Semantic Consistency Explorer

Run MicroSim in Fullscreen

Specification

The full specification below is extracted from Chapter 2: "Chapter 2: Semantic Layers for Data Lakes".

Type: microsim
**sim-id:** semantic-consistency-explorer<br/>
**Library:** p5.js<br/>
**Status:** Specified

Bloom Level: Analyze (L4)
Bloom Verb: Compare and examine
Learning Objective: Learners can identify semantic inconsistency across two data sources and explain how a semantic layer resolves it by providing a single canonical definition.

Instructional Rationale: Step-through comparison with real column names and values is appropriate because the Analyze objective requires learners to trace a specific inconsistency to its root cause and then observe the resolution. Continuous animation would prevent careful comparison.

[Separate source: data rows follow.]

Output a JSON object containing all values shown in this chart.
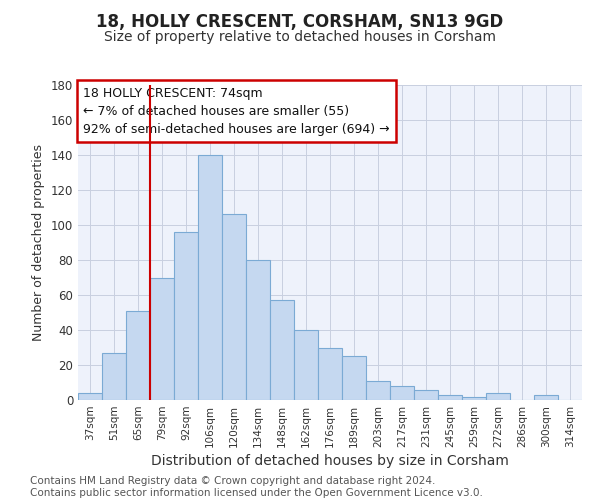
{
  "title": "18, HOLLY CRESCENT, CORSHAM, SN13 9GD",
  "subtitle": "Size of property relative to detached houses in Corsham",
  "xlabel": "Distribution of detached houses by size in Corsham",
  "ylabel": "Number of detached properties",
  "categories": [
    "37sqm",
    "51sqm",
    "65sqm",
    "79sqm",
    "92sqm",
    "106sqm",
    "120sqm",
    "134sqm",
    "148sqm",
    "162sqm",
    "176sqm",
    "189sqm",
    "203sqm",
    "217sqm",
    "231sqm",
    "245sqm",
    "259sqm",
    "272sqm",
    "286sqm",
    "300sqm",
    "314sqm"
  ],
  "values": [
    4,
    27,
    51,
    70,
    96,
    140,
    106,
    80,
    57,
    40,
    30,
    25,
    11,
    8,
    6,
    3,
    2,
    4,
    0,
    3,
    0
  ],
  "bar_color": "#c5d8f0",
  "bar_edge_color": "#7baad4",
  "annotation_line1": "18 HOLLY CRESCENT: 74sqm",
  "annotation_line2": "← 7% of detached houses are smaller (55)",
  "annotation_line3": "92% of semi-detached houses are larger (694) →",
  "annotation_box_color": "#ffffff",
  "annotation_box_edge_color": "#cc0000",
  "ylim": [
    0,
    180
  ],
  "yticks": [
    0,
    20,
    40,
    60,
    80,
    100,
    120,
    140,
    160,
    180
  ],
  "vline_color": "#cc0000",
  "vline_bar_index": 2.5,
  "footer_line1": "Contains HM Land Registry data © Crown copyright and database right 2024.",
  "footer_line2": "Contains public sector information licensed under the Open Government Licence v3.0.",
  "bg_color": "#ffffff",
  "plot_bg_color": "#eef2fb",
  "grid_color": "#c8cfe0",
  "title_fontsize": 12,
  "subtitle_fontsize": 10,
  "annotation_fontsize": 9,
  "footer_fontsize": 7.5,
  "ylabel_fontsize": 9,
  "xlabel_fontsize": 10
}
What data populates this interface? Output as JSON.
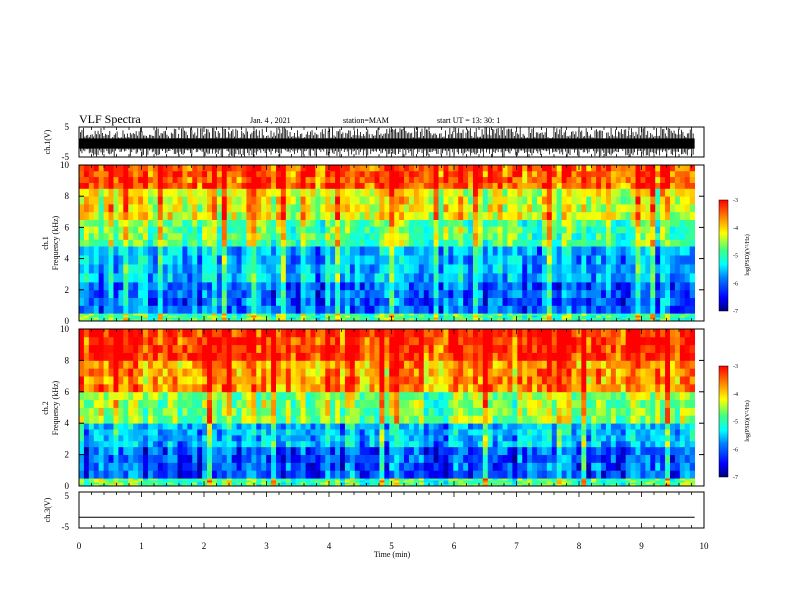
{
  "header": {
    "title": "VLF Spectra",
    "date": "Jan. 4 , 2021",
    "station": "station=MAM",
    "start": "start UT =  13: 30: 1"
  },
  "colors": {
    "colormap": [
      "#000080",
      "#0000ff",
      "#0080ff",
      "#00ffff",
      "#40ff80",
      "#ffff00",
      "#ff8000",
      "#ff0000"
    ],
    "trace": "#000000",
    "frame": "#000000"
  },
  "chart_data": [
    {
      "type": "line",
      "panel": "ch1-waveform",
      "ylabel": "ch.1(V)",
      "ylim": [
        -5,
        5
      ],
      "yticks": [
        "5",
        "-5"
      ],
      "xlim": [
        0,
        10
      ],
      "description_values": "dense broadband signal spanning approximately -5 to 5 V"
    },
    {
      "type": "heatmap",
      "panel": "ch1-spectrogram",
      "ylabel": "ch.1\nFrequency (kHz)",
      "ylim": [
        0,
        10
      ],
      "yticks": [
        "0",
        "2",
        "4",
        "6",
        "8",
        "10"
      ],
      "xlim": [
        0,
        9.85
      ],
      "colorbar": {
        "label": "log(PSD)(V²/Hz)",
        "range": [
          -7,
          -3
        ],
        "ticks": [
          "-3",
          "-4",
          "-5",
          "-6",
          "-7"
        ]
      },
      "bands_khz": [
        {
          "from": 0,
          "to": 0.5,
          "level": -4.8
        },
        {
          "from": 0.5,
          "to": 2.5,
          "level": -6.0
        },
        {
          "from": 2.5,
          "to": 4.8,
          "level": -5.6
        },
        {
          "from": 4.8,
          "to": 6.5,
          "level": -4.8
        },
        {
          "from": 6.5,
          "to": 8.5,
          "level": -4.2
        },
        {
          "from": 8.5,
          "to": 10,
          "level": -3.4
        }
      ]
    },
    {
      "type": "heatmap",
      "panel": "ch2-spectrogram",
      "ylabel": "ch.2\nFrequency (kHz)",
      "ylim": [
        0,
        10
      ],
      "yticks": [
        "0",
        "2",
        "4",
        "6",
        "8",
        "10"
      ],
      "xlim": [
        0,
        9.85
      ],
      "colorbar": {
        "label": "log(PSD)(V²/Hz)",
        "range": [
          -7,
          -3
        ],
        "ticks": [
          "-3",
          "-4",
          "-5",
          "-6",
          "-7"
        ]
      },
      "bands_khz": [
        {
          "from": 0,
          "to": 0.5,
          "level": -4.8
        },
        {
          "from": 0.5,
          "to": 2.5,
          "level": -6.1
        },
        {
          "from": 2.5,
          "to": 4.0,
          "level": -5.6
        },
        {
          "from": 4.0,
          "to": 6.0,
          "level": -4.6
        },
        {
          "from": 6.0,
          "to": 8.0,
          "level": -3.7
        },
        {
          "from": 8.0,
          "to": 10,
          "level": -3.2
        }
      ]
    },
    {
      "type": "line",
      "panel": "ch3-waveform",
      "ylabel": "ch.3(V)",
      "ylim": [
        -5,
        5
      ],
      "yticks": [
        "5",
        "-5"
      ],
      "xlim": [
        0,
        9.85
      ],
      "xlabel": "Time (min)",
      "xticks": [
        "0",
        "1",
        "2",
        "3",
        "4",
        "5",
        "6",
        "7",
        "8",
        "9",
        "10"
      ],
      "values": [
        -2,
        -2
      ]
    }
  ]
}
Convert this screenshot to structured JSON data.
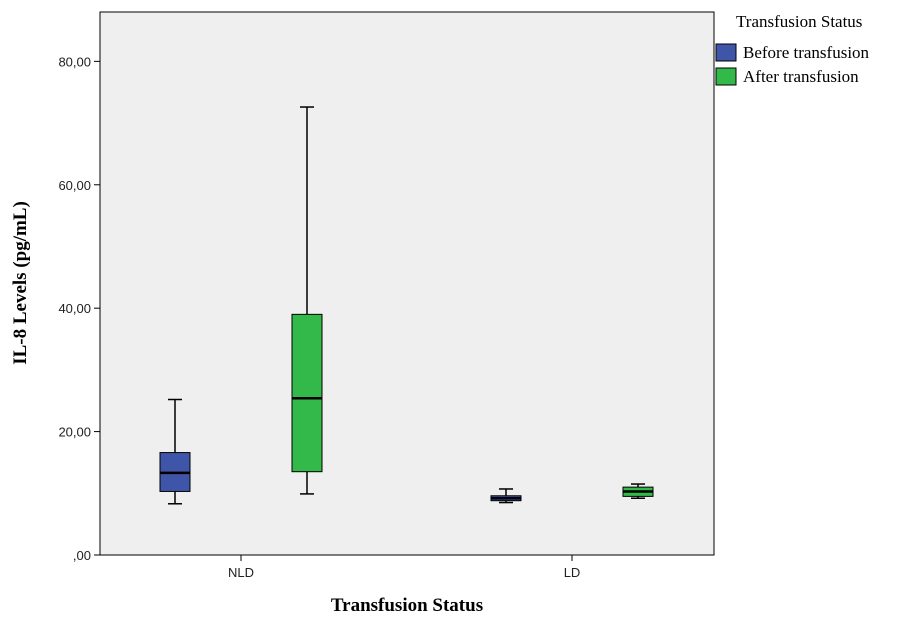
{
  "chart_data": {
    "type": "box",
    "xlabel": "Transfusion Status",
    "ylabel": "IL-8 Levels (pg/mL)",
    "ylim": [
      0,
      88
    ],
    "yticks": [
      0,
      20,
      40,
      60,
      80
    ],
    "ytick_labels": [
      ",00",
      "20,00",
      "40,00",
      "60,00",
      "80,00"
    ],
    "categories": [
      "NLD",
      "LD"
    ],
    "grid": false,
    "legend": {
      "title": "Transfusion Status",
      "placement": "right"
    },
    "series": [
      {
        "name": "Before transfusion",
        "color": "#3f55a8",
        "boxes": [
          {
            "min": 8.3,
            "q1": 10.3,
            "median": 13.3,
            "q3": 16.6,
            "max": 25.2
          },
          {
            "min": 8.5,
            "q1": 8.8,
            "median": 9.2,
            "q3": 9.6,
            "max": 10.7
          }
        ]
      },
      {
        "name": "After transfusion",
        "color": "#33b84a",
        "boxes": [
          {
            "min": 9.9,
            "q1": 13.5,
            "median": 25.4,
            "q3": 39.0,
            "max": 72.6
          },
          {
            "min": 9.2,
            "q1": 9.5,
            "median": 10.3,
            "q3": 11.0,
            "max": 11.5
          }
        ]
      }
    ]
  }
}
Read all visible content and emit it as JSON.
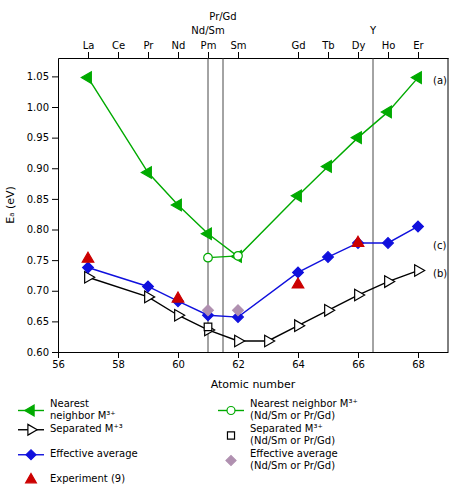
{
  "chart_data": {
    "type": "line",
    "x_label": "Atomic number",
    "y_label": "Eₐ (eV)",
    "xlim": [
      56,
      69
    ],
    "ylim": [
      0.6,
      1.08
    ],
    "xticks": [
      56,
      58,
      60,
      62,
      64,
      66,
      68
    ],
    "yticks": [
      {
        "value": 0.6,
        "label": "0.60"
      },
      {
        "value": 0.65,
        "label": "0.65"
      },
      {
        "value": 0.7,
        "label": "0.70"
      },
      {
        "value": 0.75,
        "label": "0.75"
      },
      {
        "value": 0.8,
        "label": "0.80"
      },
      {
        "value": 0.85,
        "label": "0.85"
      },
      {
        "value": 0.9,
        "label": "0.90"
      },
      {
        "value": 0.95,
        "label": "0.95"
      },
      {
        "value": 1.0,
        "label": "1.00"
      },
      {
        "value": 1.05,
        "label": "1.05"
      }
    ],
    "x2ticks": [
      {
        "value": 57,
        "label": "La"
      },
      {
        "value": 58,
        "label": "Ce"
      },
      {
        "value": 59,
        "label": "Pr"
      },
      {
        "value": 60,
        "label": "Nd"
      },
      {
        "value": 61,
        "label": "Pm"
      },
      {
        "value": 62,
        "label": "Sm"
      },
      {
        "value": 64,
        "label": "Gd"
      },
      {
        "value": 65,
        "label": "Tb"
      },
      {
        "value": 66,
        "label": "Dy"
      },
      {
        "value": 67,
        "label": "Ho"
      },
      {
        "value": 68,
        "label": "Er"
      }
    ],
    "grid": false,
    "legend": "bottom",
    "series": [
      {
        "name": "Nearest\nneighbor M³⁺",
        "color": "#00aa00",
        "marker": "triangle-left",
        "line_style": "solid",
        "x": [
          57,
          59,
          60,
          61,
          62,
          64,
          65,
          66,
          67,
          68
        ],
        "values": [
          1.048,
          0.893,
          0.84,
          0.793,
          0.756,
          0.855,
          0.903,
          0.95,
          0.992,
          1.048
        ]
      },
      {
        "name": "Nearest neighbor M³⁺\n(Nd/Sm or Pr/Gd)",
        "color": "#00aa00",
        "marker": "circle-open",
        "line_style": "solid",
        "x": [
          61,
          62
        ],
        "values": [
          0.754,
          0.757
        ]
      },
      {
        "name": "Separated M⁺³",
        "color": "#000000",
        "marker": "triangle-right-open",
        "line_style": "solid",
        "x": [
          57,
          59,
          60,
          61,
          62,
          63,
          64,
          65,
          66,
          67,
          68
        ],
        "values": [
          0.722,
          0.69,
          0.66,
          0.636,
          0.618,
          0.618,
          0.643,
          0.668,
          0.693,
          0.715,
          0.733
        ]
      },
      {
        "name": "Separated M³⁺\n(Nd/Sm or Pr/Gd)",
        "color": "#000000",
        "marker": "square-open",
        "line_style": "none",
        "x": [
          61
        ],
        "values": [
          0.641
        ]
      },
      {
        "name": "Effective average",
        "color": "#1010dd",
        "marker": "diamond",
        "line_style": "solid",
        "x": [
          57,
          59,
          60,
          61,
          62,
          64,
          65,
          66,
          67,
          68
        ],
        "values": [
          0.738,
          0.707,
          0.683,
          0.66,
          0.657,
          0.73,
          0.755,
          0.778,
          0.778,
          0.805
        ]
      },
      {
        "name": "Effective average\n(Nd/Sm or Pr/Gd)",
        "color": "#b090b0",
        "marker": "diamond",
        "line_style": "none",
        "x": [
          61,
          62
        ],
        "values": [
          0.668,
          0.668
        ]
      },
      {
        "name": "Experiment (9)",
        "color": "#cc0000",
        "marker": "triangle-up",
        "line_style": "none",
        "x": [
          57,
          60,
          64,
          66
        ],
        "values": [
          0.752,
          0.687,
          0.71,
          0.778
        ]
      }
    ],
    "vlines": [
      {
        "x": 61.0,
        "label": "Nd/Sm"
      },
      {
        "x": 61.5,
        "label": "Pr/Gd"
      },
      {
        "x": 66.5,
        "label": "Y"
      }
    ],
    "annotations": [
      {
        "text": "(a)",
        "x": 68.5,
        "y": 1.042
      },
      {
        "text": "(c)",
        "x": 68.5,
        "y": 0.773
      },
      {
        "text": "(b)",
        "x": 68.5,
        "y": 0.728
      }
    ]
  }
}
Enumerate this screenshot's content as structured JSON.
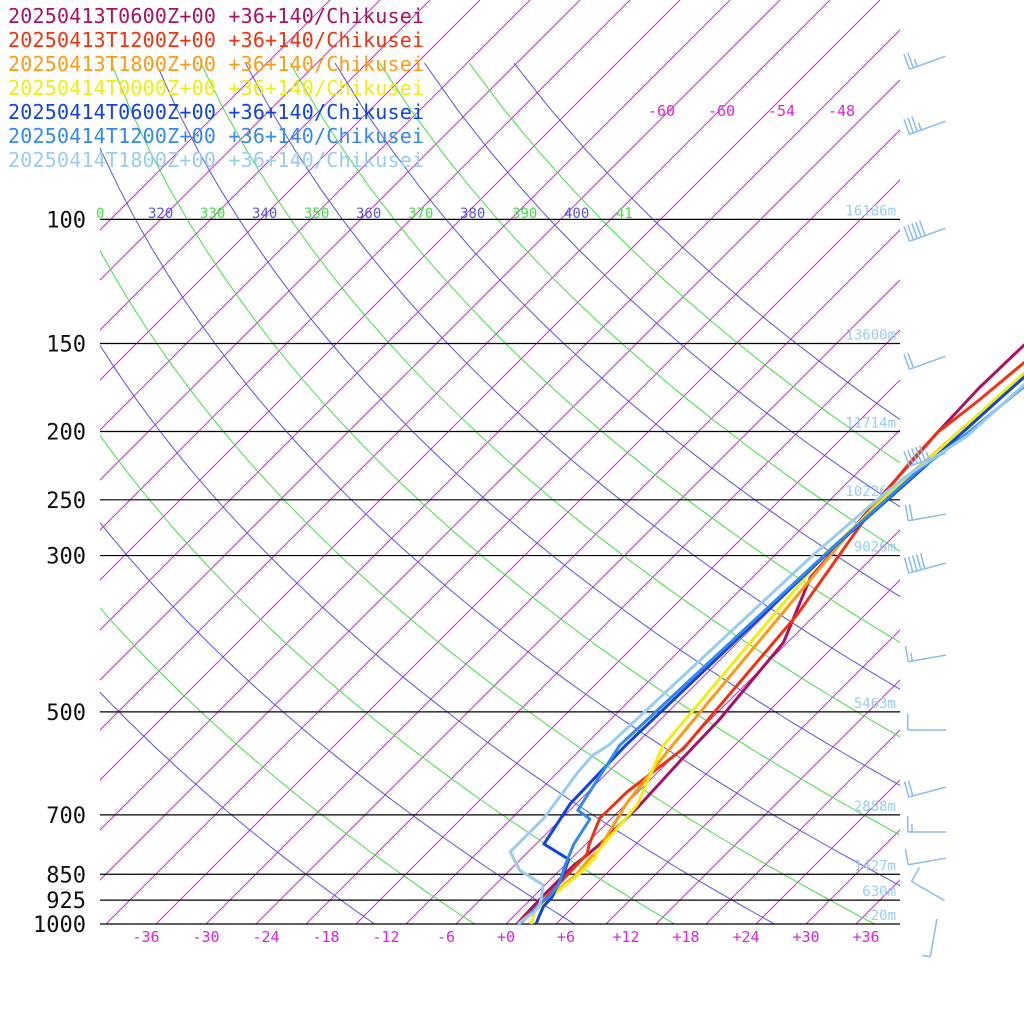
{
  "legend": [
    {
      "label": "20250413T0600Z+00 +36+140/Chikusei",
      "color": "#aa1166"
    },
    {
      "label": "20250413T1200Z+00 +36+140/Chikusei",
      "color": "#ee3311"
    },
    {
      "label": "20250413T1800Z+00 +36+140/Chikusei",
      "color": "#ff9911"
    },
    {
      "label": "20250414T0000Z+00 +36+140/Chikusei",
      "color": "#eeee11"
    },
    {
      "label": "20250414T0600Z+00 +36+140/Chikusei",
      "color": "#1144dd"
    },
    {
      "label": "20250414T1200Z+00 +36+140/Chikusei",
      "color": "#3388ee"
    },
    {
      "label": "20250414T1800Z+00 +36+140/Chikusei",
      "color": "#99ccee"
    }
  ],
  "chart_data": {
    "type": "line",
    "pressure_levels": [
      100,
      150,
      200,
      250,
      300,
      500,
      700,
      850,
      925,
      1000
    ],
    "pressure_labels": [
      "100",
      "150",
      "200",
      "250",
      "300",
      "500",
      "700",
      "850",
      "925",
      "1000"
    ],
    "height_labels": [
      "16186m",
      "13600m",
      "11714m",
      "10226m",
      "9026m",
      "5463m",
      "2888m",
      "1427m",
      "630m",
      "-20m"
    ],
    "x_ticks": [
      -36,
      -30,
      -24,
      -18,
      -12,
      -6,
      0,
      6,
      12,
      18,
      24,
      30,
      36
    ],
    "x_tick_labels": [
      "-36",
      "-30",
      "-24",
      "-18",
      "-12",
      "-6",
      "+0",
      "+6",
      "+12",
      "+18",
      "+24",
      "+30",
      "+36"
    ],
    "theta_labels": [
      "0",
      "320",
      "330",
      "340",
      "350",
      "360",
      "370",
      "380",
      "390",
      "400",
      "41"
    ],
    "theta_label_colors": [
      "#44dd44",
      "#5555dd",
      "#44dd44",
      "#5555dd",
      "#44dd44",
      "#5555dd",
      "#44dd44",
      "#5555dd",
      "#44dd44",
      "#5555dd",
      "#44dd44"
    ],
    "upper_temp_labels": [
      "-60",
      "-60",
      "-54",
      "-48"
    ],
    "colors": {
      "isotherm": "#dd22dd",
      "theta_a": "#5555dd",
      "theta_b": "#44dd44",
      "isobar": "#000000",
      "height_text": "#99ccee",
      "barb": "#88bbee"
    },
    "series": [
      {
        "name": "20250413T0600Z+00 +36+140/Chikusei",
        "color": "#aa1166",
        "points": [
          [
            43,
            40
          ],
          [
            20,
            84
          ],
          [
            -29,
            138
          ],
          [
            -56,
            222
          ],
          [
            -63,
            347
          ],
          [
            -60,
            401
          ],
          [
            -52,
            502
          ],
          [
            -42,
            645
          ],
          [
            -4,
            797
          ],
          [
            9,
            1027
          ],
          [
            11,
            1170
          ],
          [
            15,
            1359
          ],
          [
            14,
            1537
          ],
          [
            12,
            1600
          ],
          [
            9,
            1652
          ],
          [
            9,
            1834
          ],
          [
            10,
            1925
          ],
          [
            11,
            2000
          ]
        ]
      },
      {
        "name": "20250413T1200Z+00 +36+140/Chikusei",
        "color": "#ee3311",
        "points": [
          [
            46,
            42
          ],
          [
            30,
            86
          ],
          [
            5,
            118
          ],
          [
            -6,
            149
          ],
          [
            -30,
            257
          ],
          [
            -51,
            362
          ],
          [
            -60,
            401
          ],
          [
            -58,
            438
          ],
          [
            -50,
            510
          ],
          [
            -18,
            729
          ],
          [
            2,
            1127
          ],
          [
            -11,
            1299
          ],
          [
            -12,
            1416
          ],
          [
            4,
            1545
          ],
          [
            11,
            1590
          ],
          [
            12,
            1676
          ],
          [
            14,
            1859
          ],
          [
            13,
            2000
          ]
        ]
      },
      {
        "name": "20250413T1800Z+00 +36+140/Chikusei",
        "color": "#ff9911",
        "points": [
          [
            47,
            38
          ],
          [
            35,
            75
          ],
          [
            10,
            108
          ],
          [
            -4,
            146
          ],
          [
            -22,
            242
          ],
          [
            -34,
            350
          ],
          [
            -42,
            427
          ],
          [
            -50,
            500
          ],
          [
            -47,
            567
          ],
          [
            -11,
            1140
          ],
          [
            0,
            1350
          ],
          [
            19,
            1575
          ],
          [
            18,
            1614
          ],
          [
            21,
            1702
          ],
          [
            17,
            1808
          ],
          [
            16,
            1873
          ],
          [
            14,
            1915
          ],
          [
            12,
            2000
          ]
        ]
      },
      {
        "name": "20250414T0000Z+00 +36+140/Chikusei",
        "color": "#eeee11",
        "points": [
          [
            46,
            52
          ],
          [
            43,
            61
          ],
          [
            35,
            90
          ],
          [
            20,
            109
          ],
          [
            6,
            128
          ],
          [
            -34,
            342
          ],
          [
            -41,
            425
          ],
          [
            -47,
            482
          ],
          [
            -48,
            529
          ],
          [
            -51,
            595
          ],
          [
            -21,
            1119
          ],
          [
            12,
            1353
          ],
          [
            19,
            1584
          ],
          [
            23,
            1611
          ],
          [
            23,
            1698
          ],
          [
            18,
            1833
          ],
          [
            17,
            1868
          ],
          [
            16,
            1917
          ],
          [
            25,
            2000
          ]
        ]
      },
      {
        "name": "20250414T0600Z+00 +36+140/Chikusei",
        "color": "#1144dd",
        "points": [
          [
            32,
            66
          ],
          [
            14,
            104
          ],
          [
            -31,
            356
          ],
          [
            -39,
            453
          ],
          [
            -49,
            585
          ],
          [
            -51,
            671
          ],
          [
            -59,
            1115
          ],
          [
            -56,
            1350
          ],
          [
            -42,
            1540
          ],
          [
            -2,
            1619
          ],
          [
            8,
            1702
          ],
          [
            14,
            1776
          ],
          [
            19,
            1829
          ],
          [
            20,
            1889
          ],
          [
            24,
            1935
          ],
          [
            30,
            2000
          ]
        ]
      },
      {
        "name": "20250414T1200Z+00 +36+140/Chikusei",
        "color": "#3388ee",
        "points": [
          [
            46,
            40
          ],
          [
            26,
            101
          ],
          [
            4,
            239
          ],
          [
            -29,
            401
          ],
          [
            -41,
            455
          ],
          [
            -50,
            587
          ],
          [
            -65,
            1115
          ],
          [
            -42,
            1379
          ],
          [
            -21,
            1419
          ],
          [
            -12,
            1541
          ],
          [
            0,
            1647
          ],
          [
            13,
            1756
          ],
          [
            15,
            1800
          ],
          [
            16,
            1833
          ],
          [
            14,
            1858
          ],
          [
            14,
            1925
          ],
          [
            14,
            2000
          ]
        ]
      },
      {
        "name": "20250414T1800Z+00 +36+140/Chikusei",
        "color": "#99ccee",
        "points": [
          [
            42,
            32
          ],
          [
            29,
            84
          ],
          [
            10,
            168
          ],
          [
            -4,
            209
          ],
          [
            -27,
            406
          ],
          [
            -47,
            461
          ],
          [
            -53,
            497
          ],
          [
            -58,
            552
          ],
          [
            -62,
            600
          ],
          [
            -76,
            1115
          ],
          [
            -82,
            1152
          ],
          [
            -80,
            1216
          ],
          [
            -68,
            1414
          ],
          [
            -68,
            1579
          ],
          [
            -40,
            1678
          ],
          [
            -2,
            1760
          ],
          [
            9,
            1835
          ],
          [
            15,
            1882
          ],
          [
            16,
            1925
          ],
          [
            12,
            2000
          ]
        ]
      }
    ],
    "winds": [
      {
        "speed": 25,
        "dir": 250
      },
      {
        "speed": 35,
        "dir": 250
      },
      {
        "speed": 50,
        "dir": 250
      },
      {
        "speed": 20,
        "dir": 250
      },
      {
        "speed": 55,
        "dir": 250
      },
      {
        "speed": 20,
        "dir": 260
      },
      {
        "speed": 50,
        "dir": 255
      },
      {
        "speed": 15,
        "dir": 260
      },
      {
        "speed": 10,
        "dir": 270
      },
      {
        "speed": 20,
        "dir": 255
      },
      {
        "speed": 15,
        "dir": 270
      },
      {
        "speed": 10,
        "dir": 260
      },
      {
        "speed": 10,
        "dir": 300
      },
      {
        "speed": 5,
        "dir": 190
      }
    ]
  }
}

Layout: Three-panel horizontal layout
- Left panel (~33%): "Finance System" — shows a small table with columns: `trans_id`, `trans_dt`, `net_amt`, `stat_cd`. Four sample rows. `stat_cd` values: 3 = completed, 5 = recognized, 7 = pending.
- Center panel (~33%): "Sales System" — shows a small table with columns: `order_id`, `order_date`, `gross_revenue`, `order_status`. Four sample rows. `order_status` values: "closed_won", "invoiced", "in_progress".
- Right panel (~33%): "Semantic Layer" — shows the unified metric definition: `recognized_revenue = SUM(net_amt WHERE stat_cd IN (3,5)) + SUM(gross_revenue WHERE order_status IN ('closed_won','invoiced'))`. Shows computed result for the sample data.

Two scenario buttons at the top:
- "Without Semantic Layer": highlights that a finance analyst querying the left table and a sales analyst querying the right table get different numbers for the same business question, even with identical date filters. Show calculated values diverging ($4.2M vs $3.9M).
- "With Semantic Layer": shows both systems feeding into the right panel's unified definition, producing one agreed-upon number ($4.1M — explained as reconciled via the canonical formula).

Step log (bottom of each panel): shows the SQL fragment used in each scenario, so learners can see what changed.

Interactive behavior:
- Click either scenario button: animate the data flow from the relevant source tables into the right panel with a 500ms delay per step
- Hover any column name in the source tables: tooltip showing its data type and example values
- Hover any row in the source tables: highlight the corresponding contribution in the semantic layer formula
- Click the metric definition in the right panel: expand a detailed formula breakdown showing each source's contribution

Canvas: Responsive width, 500px height.
Color palette: Left panel orange, center panel teal, right panel indigo.